Борис промолчал. Ладе показалось, что он оскорбился таким подозрением, и она потеряла радостное настроение. Зачем она это сказала! Эх, какая она глупая!..
— Ты, Борис, не сердись!.. Я была совсем глупенькая после тифа. Глупее Лелечки… Что замолчал?
— Нет. Что ж тут…
— Прости, Борис, меня!
Лада приостановила Бориса, прошептала «прости меня» и, охватив его шею руками, хотела поцеловать в щеку. Чемодан выскользнул из рук Бориса, рука обвила пояс Лады, и ее губы встретили губы Бориса, дрогнувшие и не сразу оторвавшиеся от губ Лады. Лада ласковым прикосновением отстранила голову Бориса, почувствовав в этом поцелуе нечто, ее испугавшее, но отнесла это «нечто» на свой счет, потому что в момент поцелуя сверкнуло воспоминание и мысль о возможных ласках с мужем, отчего на мгновение помутнело в голове и забилось сердце. Несколько секунд они шли молча, оба немного смущенные, потом Лада, овладев непослушным голосом, сказала громче, чем они говорили перед этим:
— Знаешь, я иногда думаю: приедем мы в Крым, а Володечка там!
Разговор расклеился.

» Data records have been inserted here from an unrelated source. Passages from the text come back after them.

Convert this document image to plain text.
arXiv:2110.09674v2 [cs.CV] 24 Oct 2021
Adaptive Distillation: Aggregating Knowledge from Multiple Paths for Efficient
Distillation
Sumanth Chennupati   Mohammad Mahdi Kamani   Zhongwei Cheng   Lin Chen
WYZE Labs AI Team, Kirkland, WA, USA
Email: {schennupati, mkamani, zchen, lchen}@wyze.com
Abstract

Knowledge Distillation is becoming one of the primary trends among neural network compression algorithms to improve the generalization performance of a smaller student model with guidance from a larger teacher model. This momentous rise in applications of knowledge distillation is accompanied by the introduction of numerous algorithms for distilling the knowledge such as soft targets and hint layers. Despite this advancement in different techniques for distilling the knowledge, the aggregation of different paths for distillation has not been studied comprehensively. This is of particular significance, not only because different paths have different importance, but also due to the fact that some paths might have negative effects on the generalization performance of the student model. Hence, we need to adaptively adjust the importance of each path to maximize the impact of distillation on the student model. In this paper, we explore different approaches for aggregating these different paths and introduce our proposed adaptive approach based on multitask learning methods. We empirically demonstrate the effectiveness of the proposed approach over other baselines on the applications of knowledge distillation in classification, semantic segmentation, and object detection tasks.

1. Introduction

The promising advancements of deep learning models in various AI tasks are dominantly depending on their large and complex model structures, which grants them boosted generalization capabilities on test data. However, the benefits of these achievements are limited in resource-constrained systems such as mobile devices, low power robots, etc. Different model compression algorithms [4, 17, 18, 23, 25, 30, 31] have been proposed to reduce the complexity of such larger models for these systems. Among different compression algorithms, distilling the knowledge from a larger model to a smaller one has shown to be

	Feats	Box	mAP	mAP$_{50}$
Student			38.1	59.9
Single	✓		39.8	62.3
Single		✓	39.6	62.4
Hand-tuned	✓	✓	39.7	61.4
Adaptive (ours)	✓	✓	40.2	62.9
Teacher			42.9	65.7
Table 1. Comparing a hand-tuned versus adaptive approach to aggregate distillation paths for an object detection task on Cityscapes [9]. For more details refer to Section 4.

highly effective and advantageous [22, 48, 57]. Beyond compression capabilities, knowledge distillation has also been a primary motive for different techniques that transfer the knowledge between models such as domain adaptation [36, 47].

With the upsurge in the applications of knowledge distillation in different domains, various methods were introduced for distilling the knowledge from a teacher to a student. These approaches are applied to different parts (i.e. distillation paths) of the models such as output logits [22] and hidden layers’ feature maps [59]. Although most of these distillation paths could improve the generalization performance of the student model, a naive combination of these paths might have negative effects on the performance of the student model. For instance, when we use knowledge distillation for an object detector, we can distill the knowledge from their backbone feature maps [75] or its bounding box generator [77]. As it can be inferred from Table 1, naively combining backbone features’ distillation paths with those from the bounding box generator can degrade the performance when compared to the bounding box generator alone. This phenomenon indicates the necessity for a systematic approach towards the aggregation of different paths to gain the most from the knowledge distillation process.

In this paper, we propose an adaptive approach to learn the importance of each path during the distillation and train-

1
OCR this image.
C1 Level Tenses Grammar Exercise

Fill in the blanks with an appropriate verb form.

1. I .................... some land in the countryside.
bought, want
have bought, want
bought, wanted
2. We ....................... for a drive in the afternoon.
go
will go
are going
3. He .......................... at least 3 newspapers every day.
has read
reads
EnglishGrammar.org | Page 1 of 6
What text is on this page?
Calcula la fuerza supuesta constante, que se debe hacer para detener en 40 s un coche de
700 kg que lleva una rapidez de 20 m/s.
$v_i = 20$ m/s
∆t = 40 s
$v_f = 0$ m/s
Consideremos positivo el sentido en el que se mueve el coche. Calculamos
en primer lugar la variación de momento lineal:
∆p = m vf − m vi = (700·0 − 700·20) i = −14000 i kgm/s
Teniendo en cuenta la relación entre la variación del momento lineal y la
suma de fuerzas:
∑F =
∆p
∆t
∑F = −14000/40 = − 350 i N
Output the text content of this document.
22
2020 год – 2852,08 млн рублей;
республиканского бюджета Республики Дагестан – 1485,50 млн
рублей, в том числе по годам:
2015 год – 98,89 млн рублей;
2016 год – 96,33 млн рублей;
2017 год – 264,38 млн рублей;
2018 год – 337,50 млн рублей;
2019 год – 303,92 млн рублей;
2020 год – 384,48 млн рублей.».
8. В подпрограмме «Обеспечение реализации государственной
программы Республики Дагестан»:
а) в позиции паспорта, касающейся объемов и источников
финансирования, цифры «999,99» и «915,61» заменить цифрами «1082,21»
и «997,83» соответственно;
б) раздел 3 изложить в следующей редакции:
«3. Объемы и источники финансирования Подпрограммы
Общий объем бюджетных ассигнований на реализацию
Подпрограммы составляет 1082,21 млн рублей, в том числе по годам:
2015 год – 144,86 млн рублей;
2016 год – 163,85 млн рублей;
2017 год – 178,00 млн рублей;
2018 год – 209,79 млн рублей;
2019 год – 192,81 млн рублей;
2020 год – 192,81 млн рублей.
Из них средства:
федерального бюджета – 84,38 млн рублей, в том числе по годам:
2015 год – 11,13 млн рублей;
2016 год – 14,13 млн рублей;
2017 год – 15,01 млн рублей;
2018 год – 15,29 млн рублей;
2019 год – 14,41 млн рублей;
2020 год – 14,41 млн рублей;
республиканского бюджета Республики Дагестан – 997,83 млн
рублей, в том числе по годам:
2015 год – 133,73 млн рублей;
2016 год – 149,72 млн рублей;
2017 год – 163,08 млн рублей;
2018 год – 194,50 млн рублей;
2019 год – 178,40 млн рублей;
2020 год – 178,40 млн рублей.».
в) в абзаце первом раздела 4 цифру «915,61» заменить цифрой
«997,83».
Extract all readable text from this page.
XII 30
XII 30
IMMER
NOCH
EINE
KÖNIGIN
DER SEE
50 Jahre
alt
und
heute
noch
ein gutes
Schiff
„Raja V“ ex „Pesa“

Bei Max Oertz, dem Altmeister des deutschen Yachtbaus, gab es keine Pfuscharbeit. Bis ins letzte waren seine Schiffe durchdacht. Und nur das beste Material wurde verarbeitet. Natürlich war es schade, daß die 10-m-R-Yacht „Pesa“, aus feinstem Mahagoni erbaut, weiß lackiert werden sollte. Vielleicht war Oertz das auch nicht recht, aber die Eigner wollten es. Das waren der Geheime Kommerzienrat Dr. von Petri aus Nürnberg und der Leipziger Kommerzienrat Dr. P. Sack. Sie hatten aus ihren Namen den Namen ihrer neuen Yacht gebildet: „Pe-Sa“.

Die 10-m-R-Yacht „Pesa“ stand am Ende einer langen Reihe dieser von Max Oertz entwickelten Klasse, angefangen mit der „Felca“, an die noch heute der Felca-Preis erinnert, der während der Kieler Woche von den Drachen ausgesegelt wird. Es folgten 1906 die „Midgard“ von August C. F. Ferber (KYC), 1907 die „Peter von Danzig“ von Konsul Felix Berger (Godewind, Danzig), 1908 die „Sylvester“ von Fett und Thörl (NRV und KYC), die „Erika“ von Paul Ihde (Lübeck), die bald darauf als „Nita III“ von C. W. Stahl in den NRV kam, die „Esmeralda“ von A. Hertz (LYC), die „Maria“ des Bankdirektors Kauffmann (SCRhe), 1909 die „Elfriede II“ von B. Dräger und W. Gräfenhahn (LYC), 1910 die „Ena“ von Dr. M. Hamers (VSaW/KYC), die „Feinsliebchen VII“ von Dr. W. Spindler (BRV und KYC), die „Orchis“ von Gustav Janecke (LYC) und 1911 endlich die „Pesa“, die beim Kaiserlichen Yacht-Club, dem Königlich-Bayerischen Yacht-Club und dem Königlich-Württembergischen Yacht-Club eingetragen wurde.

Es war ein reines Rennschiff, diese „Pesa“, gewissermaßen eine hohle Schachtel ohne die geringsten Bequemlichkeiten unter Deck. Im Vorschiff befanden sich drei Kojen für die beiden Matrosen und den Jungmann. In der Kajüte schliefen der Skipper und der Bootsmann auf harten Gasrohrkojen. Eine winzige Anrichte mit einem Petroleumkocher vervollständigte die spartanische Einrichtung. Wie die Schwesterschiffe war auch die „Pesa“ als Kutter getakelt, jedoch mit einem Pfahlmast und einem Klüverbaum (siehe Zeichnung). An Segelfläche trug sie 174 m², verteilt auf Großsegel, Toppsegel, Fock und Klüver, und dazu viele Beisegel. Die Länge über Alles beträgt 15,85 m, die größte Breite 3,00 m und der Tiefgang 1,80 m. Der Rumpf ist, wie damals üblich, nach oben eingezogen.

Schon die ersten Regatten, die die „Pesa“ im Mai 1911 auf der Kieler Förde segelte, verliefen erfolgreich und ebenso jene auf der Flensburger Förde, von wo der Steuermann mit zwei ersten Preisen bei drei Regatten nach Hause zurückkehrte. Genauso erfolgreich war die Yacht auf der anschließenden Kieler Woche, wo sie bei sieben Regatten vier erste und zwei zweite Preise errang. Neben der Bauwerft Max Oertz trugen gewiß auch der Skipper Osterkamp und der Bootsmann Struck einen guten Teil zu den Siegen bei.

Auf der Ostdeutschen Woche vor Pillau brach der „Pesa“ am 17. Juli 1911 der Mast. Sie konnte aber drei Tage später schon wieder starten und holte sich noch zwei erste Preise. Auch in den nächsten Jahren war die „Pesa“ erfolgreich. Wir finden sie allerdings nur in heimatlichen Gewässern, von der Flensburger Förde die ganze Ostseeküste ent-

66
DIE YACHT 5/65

Точно оба забыли, о чем они говорили и почему поцеловались… Теперь, в молчании, так отчетливо ворчало невидимое море. Точно вздыхала уставшая земля…
Шли виноградником, потом садом. Вынырнула откуда-то собака и, вертясь под ногами, стала хлопать хвостом по юбке Лады. Она испугалась, Борис сердито отогнал собаку.
— Не бойся! — она не укусит тебя. Это наш часовой: она учуяла твою подводу за версту. Лучше самого верного друга. Не выдаст. Ну, вот… здесь.
Открытый навес для хранения падающих груш и яблок. Небольшой старый дощатый домик-караулка, обвитый виноградом так густо, что в листве чуть светятся, как вода ночью, стекла окошка. Тачка, грабли, лопаты, кирки, лейки и ведра. Над домиком два огромных пирамидальных тополя вздымаются высоко к небесам. Около них — стол и скамьи по двум бокам. Поблескивает желтой медью самовар, стеклятся стаканы. Звездные отражения сверкают и на самоваре, и на гранях стаканов.